Please read the “why I’m doing this page” if you’re interested in an outline of why I am doing this blog. I want to use this time to inform the reader of who I am.
First, it’s important to know a quick run down of my childhood. I grew up in the Bay Area, California (Pittsburg, to be exact). I have one older sister. I come from a broken home with an absent father and a mother who did her best with the knowledge she had. Coming from a troubled childhood herself, she did her best! I love my mom! My dad, on the other hand, is a sore topic. I have no doubt I will share some intimate details about that when the time comes.
Second, I had a poor education growing up. The public school system did not do me any good. It wasn’t until I started college (at 28 years old) that I realized that what I knew was either wrong or over exaggerated. That was troubling for me, but I’m grateful for being a college student now! I’m working on my BS in Anthropology and I received my AA in Journalism.
Third, my teenage years were filled with lies, deception and sexual and emotional trama. I’ve done a lot of work on this in recent years, and I’m still working on a lot. So when I talk about these things, I may sound detached a bit. Not because I am detached from the situation or emotions that come with it, but because I’ve thought about it so much already that it isn’t that big of a deal anymore. To me, it seems like a lifetime ago and the emotions that present themselves aren’t necessarily how I feel about the situation now.
Fourth, most of my early 20s was spent in the blue collar world. There was a time in my life that I was so shut down and suppressed that I made poor decisions. I took pride in having relations with married men, and I have no doubt I ruined a couple of marriages I’m not proud of it now, but it’s important to understand that in my 20s I was a reck. It wasn’t until I had a nervous break down that things changed.
Fifth, my nervous break down. When I was 26/27, I had a nervous break down and I left my life behind me without much notice. I seriously quite my job and moved in with my sister. There was only three or four people who I kept in contact with. For a year, I spent my days and evenings by myself in the woods. This is where I found my faith!
Sixth, I decided to go back to school at the age of 28. The two years I spent at LMC, in Pittsburg CA, was life changing. I was doing everything different then how I used to do it before. This opened the door for many things that I am reaping the benefits of now.
Seventh (and finally), I graduated from LMC and transferred to WOU (in Monmouth, Oregon). This is where I am now! I have been living here for three years now and I cannot even put into words how wonderful life is. I have found peace within myself. I have expressed love for others. I have become what I dreamed of …
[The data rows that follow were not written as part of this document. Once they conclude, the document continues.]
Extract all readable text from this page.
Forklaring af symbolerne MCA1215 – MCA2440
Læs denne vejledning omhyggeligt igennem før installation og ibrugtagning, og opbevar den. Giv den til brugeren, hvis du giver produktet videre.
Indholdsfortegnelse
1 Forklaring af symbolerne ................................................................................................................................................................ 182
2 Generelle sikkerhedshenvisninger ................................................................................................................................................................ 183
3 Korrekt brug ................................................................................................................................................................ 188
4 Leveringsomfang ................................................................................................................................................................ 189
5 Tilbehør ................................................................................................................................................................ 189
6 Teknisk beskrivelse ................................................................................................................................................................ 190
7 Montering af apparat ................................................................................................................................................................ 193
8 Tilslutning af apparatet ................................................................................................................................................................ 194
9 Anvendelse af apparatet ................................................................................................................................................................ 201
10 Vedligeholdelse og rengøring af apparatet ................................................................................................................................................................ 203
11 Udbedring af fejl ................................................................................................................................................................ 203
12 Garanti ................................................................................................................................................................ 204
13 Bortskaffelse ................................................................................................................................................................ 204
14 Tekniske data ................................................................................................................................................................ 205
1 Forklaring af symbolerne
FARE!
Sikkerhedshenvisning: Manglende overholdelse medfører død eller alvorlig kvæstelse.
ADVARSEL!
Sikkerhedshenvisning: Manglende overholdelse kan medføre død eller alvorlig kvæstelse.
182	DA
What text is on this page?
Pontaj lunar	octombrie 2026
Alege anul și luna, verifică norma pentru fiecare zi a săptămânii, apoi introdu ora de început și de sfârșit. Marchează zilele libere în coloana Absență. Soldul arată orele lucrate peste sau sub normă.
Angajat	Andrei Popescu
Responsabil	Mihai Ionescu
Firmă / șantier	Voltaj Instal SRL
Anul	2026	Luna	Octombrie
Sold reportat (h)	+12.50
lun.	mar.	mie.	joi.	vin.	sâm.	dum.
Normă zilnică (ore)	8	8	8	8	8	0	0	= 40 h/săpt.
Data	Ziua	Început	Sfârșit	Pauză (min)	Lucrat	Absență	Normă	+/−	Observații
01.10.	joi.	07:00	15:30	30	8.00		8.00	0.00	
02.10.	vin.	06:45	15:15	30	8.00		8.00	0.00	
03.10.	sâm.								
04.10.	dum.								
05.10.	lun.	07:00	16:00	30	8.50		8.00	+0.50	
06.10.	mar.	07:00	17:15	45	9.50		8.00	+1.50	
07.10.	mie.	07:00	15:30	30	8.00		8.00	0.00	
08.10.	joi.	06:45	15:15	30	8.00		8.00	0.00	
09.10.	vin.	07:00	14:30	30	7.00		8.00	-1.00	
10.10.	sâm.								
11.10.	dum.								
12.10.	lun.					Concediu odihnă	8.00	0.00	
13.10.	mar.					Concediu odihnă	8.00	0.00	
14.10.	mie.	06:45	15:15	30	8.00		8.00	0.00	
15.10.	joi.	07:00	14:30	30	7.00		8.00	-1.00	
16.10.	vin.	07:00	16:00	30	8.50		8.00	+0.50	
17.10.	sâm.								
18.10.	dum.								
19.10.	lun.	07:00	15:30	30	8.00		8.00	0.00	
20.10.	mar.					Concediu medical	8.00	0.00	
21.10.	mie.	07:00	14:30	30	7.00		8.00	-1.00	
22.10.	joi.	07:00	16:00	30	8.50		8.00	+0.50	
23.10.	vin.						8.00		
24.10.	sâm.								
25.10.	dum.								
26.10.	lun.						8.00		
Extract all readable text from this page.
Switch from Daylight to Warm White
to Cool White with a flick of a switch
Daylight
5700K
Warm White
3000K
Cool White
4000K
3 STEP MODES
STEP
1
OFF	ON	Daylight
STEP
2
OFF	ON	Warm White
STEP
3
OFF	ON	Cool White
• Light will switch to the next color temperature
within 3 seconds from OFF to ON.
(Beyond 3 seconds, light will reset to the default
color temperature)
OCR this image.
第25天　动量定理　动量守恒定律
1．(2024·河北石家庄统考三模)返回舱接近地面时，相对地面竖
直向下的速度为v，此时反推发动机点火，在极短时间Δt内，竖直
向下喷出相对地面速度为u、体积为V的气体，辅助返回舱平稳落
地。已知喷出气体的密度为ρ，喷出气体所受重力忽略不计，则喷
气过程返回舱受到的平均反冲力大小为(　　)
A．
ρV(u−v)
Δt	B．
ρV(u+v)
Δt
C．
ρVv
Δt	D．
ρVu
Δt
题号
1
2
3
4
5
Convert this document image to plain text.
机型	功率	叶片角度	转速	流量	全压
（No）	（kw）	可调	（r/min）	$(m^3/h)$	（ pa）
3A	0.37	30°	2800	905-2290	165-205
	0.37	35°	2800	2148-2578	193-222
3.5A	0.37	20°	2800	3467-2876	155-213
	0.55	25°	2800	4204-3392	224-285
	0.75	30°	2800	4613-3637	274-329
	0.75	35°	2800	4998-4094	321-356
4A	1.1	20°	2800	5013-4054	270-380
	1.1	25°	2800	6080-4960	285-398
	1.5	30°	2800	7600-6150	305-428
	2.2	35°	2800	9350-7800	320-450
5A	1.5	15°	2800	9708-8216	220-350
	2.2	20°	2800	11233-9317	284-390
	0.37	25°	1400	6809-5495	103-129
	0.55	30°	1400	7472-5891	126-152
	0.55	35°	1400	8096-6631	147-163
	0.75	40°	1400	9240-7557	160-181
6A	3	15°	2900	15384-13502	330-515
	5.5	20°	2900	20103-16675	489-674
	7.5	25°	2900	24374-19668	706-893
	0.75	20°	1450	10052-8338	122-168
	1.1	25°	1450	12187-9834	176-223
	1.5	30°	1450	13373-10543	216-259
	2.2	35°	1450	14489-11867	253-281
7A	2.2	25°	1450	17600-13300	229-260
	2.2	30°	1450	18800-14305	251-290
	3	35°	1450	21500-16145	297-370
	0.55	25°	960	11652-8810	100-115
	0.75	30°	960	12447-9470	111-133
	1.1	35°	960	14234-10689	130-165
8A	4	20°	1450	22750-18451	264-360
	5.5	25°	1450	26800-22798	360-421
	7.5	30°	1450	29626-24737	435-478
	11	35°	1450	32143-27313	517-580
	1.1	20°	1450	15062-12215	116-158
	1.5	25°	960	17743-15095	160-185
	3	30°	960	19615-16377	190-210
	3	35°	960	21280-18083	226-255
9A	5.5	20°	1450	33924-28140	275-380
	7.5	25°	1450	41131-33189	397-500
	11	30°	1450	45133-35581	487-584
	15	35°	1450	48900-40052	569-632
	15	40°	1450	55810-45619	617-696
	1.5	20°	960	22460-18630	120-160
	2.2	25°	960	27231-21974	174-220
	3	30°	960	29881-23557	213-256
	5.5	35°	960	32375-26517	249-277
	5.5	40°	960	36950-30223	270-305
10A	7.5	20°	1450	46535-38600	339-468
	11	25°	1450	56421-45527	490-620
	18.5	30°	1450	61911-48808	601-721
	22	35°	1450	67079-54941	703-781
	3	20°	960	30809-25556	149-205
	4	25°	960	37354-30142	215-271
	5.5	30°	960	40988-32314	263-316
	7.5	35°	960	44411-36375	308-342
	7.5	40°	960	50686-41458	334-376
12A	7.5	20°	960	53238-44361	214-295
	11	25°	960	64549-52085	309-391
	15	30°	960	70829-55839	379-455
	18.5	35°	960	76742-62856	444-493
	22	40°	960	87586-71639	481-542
So! There you have it! That’s me in a nutshell. There are a few significant things I did not touch upon – like getting hit by a car three days before high school graduation, experiencing a miscarriage during high school, my heartache of my boyfriend leaving me without notice, my aunt dying a few weeks before my college graduation … and a few other interesting events — BUT! That doesn’t mean I won’t talk about them later =)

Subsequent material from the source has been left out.